The small number of participants – one in the cabotegravir
Q4W arm, five in the Q8W arm, and two in the oral therapy arm – experienced
virological non-response. Two of these (one in the Q8W arm and one in the oral
arm) had protocol-defined virological failure, but neither showed evidence of
integrase inhibitor or NNRTI resistance.
Injectable cabotegravir and rilpivirine were generally
safe and well-tolerated. Serious adverse events occurred in 6% of people who
switched to the long-acting injectables and 5% of those who stayed on the oral
regimen, but these were not considered drug-related.
The most common drug-related side-effect was injection
site reactions, occurring in more than 90% of injection recipients. Out of 4286
total injections, 2282 led to reactions such as pain and swelling. These reactions
were mostly mild or moderate, usually resolved within a week (median duration three
days) and became less common over time, but they led two people to withdraw
from the study.
The most common drug-related adverse events other than
injection reactions were fever, fatigue and flu-like illness, experienced by 19
participants taking the injectable drugs and one person on the oral regimen.
Laboratory abnormalities of grade 3 or higher were seen in 16% of and 14%,
Pharmacokinetic analysis showed that the
long-acting injections maintained cabotegravir levels similar to those seen
with oral therapy in the original LATTE study. Concentrations started low and
then increased, and Dr Margolis said they are working on strategies to increase
early levels. Rilpivirine concentrations rose over time, but he said they
stayed well below the level that might present a risk for heart problems.

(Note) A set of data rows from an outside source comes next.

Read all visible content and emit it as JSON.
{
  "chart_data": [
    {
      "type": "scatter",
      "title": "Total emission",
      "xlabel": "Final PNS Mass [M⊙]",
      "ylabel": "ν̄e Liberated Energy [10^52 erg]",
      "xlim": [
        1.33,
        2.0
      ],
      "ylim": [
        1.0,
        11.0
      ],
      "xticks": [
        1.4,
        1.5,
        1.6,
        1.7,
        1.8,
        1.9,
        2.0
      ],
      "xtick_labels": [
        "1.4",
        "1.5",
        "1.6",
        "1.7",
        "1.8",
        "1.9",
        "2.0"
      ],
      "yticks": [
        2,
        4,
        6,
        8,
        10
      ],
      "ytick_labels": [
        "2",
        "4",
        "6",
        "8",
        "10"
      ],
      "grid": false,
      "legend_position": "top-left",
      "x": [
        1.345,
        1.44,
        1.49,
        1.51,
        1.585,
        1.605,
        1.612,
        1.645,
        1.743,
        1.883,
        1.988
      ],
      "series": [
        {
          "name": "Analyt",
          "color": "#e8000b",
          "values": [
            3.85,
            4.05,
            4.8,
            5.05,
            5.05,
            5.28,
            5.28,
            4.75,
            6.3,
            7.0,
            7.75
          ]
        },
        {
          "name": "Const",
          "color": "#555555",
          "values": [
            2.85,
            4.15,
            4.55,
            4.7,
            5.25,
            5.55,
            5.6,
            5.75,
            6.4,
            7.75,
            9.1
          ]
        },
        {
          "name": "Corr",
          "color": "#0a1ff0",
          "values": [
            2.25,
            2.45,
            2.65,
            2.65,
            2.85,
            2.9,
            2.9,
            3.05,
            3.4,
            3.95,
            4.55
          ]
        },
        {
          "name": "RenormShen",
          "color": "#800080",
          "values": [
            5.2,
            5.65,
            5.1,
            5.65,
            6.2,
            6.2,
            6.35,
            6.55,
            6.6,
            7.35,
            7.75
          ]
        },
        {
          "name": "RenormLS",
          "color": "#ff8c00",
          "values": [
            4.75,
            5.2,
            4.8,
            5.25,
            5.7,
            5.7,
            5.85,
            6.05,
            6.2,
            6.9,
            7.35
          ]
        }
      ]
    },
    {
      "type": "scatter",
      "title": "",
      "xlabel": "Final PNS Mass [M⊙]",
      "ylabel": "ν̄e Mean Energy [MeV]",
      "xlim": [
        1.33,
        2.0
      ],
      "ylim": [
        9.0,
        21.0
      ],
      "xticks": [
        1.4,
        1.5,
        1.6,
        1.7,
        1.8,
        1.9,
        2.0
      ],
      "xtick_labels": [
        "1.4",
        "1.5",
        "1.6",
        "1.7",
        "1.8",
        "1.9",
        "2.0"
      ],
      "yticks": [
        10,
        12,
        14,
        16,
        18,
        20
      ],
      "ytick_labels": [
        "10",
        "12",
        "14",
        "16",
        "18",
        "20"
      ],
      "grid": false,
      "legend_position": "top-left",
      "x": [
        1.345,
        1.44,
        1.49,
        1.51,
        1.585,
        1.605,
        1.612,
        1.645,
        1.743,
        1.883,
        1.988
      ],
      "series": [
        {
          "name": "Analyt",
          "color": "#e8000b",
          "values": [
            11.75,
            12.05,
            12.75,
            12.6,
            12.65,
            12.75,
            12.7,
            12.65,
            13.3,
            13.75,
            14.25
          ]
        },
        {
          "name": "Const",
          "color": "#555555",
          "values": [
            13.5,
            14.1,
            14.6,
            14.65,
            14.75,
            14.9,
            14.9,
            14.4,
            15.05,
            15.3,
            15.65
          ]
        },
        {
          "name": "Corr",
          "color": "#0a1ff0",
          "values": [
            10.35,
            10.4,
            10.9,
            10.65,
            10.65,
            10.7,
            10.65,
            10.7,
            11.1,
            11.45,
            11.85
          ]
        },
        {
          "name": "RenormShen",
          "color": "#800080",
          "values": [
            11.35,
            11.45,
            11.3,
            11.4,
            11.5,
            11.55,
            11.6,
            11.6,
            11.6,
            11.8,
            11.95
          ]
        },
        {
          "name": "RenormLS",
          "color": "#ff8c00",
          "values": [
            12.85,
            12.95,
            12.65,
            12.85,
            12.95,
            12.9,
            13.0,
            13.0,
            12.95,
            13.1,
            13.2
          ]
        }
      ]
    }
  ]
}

Study participants reported a high level of
satisfaction with their treatment – more than 90% receiving the long-acting
injections reported that they were satisfied, compared with about 70% of those
on the oral regimen.
Neither the four-weekly or eight-weekly dosing regimen was
clearly better. LATTE 2 follow-up will continue through week 96 and
researchers plan to further evaluate the long-acting
injectable regimen in larger phase 3 trials.
The long-acting formulations of cabotegravir and
rilpivirine are also being studied for pre-exposure prophylaxis (PrEP) – data
that are also being presented at CROI this week.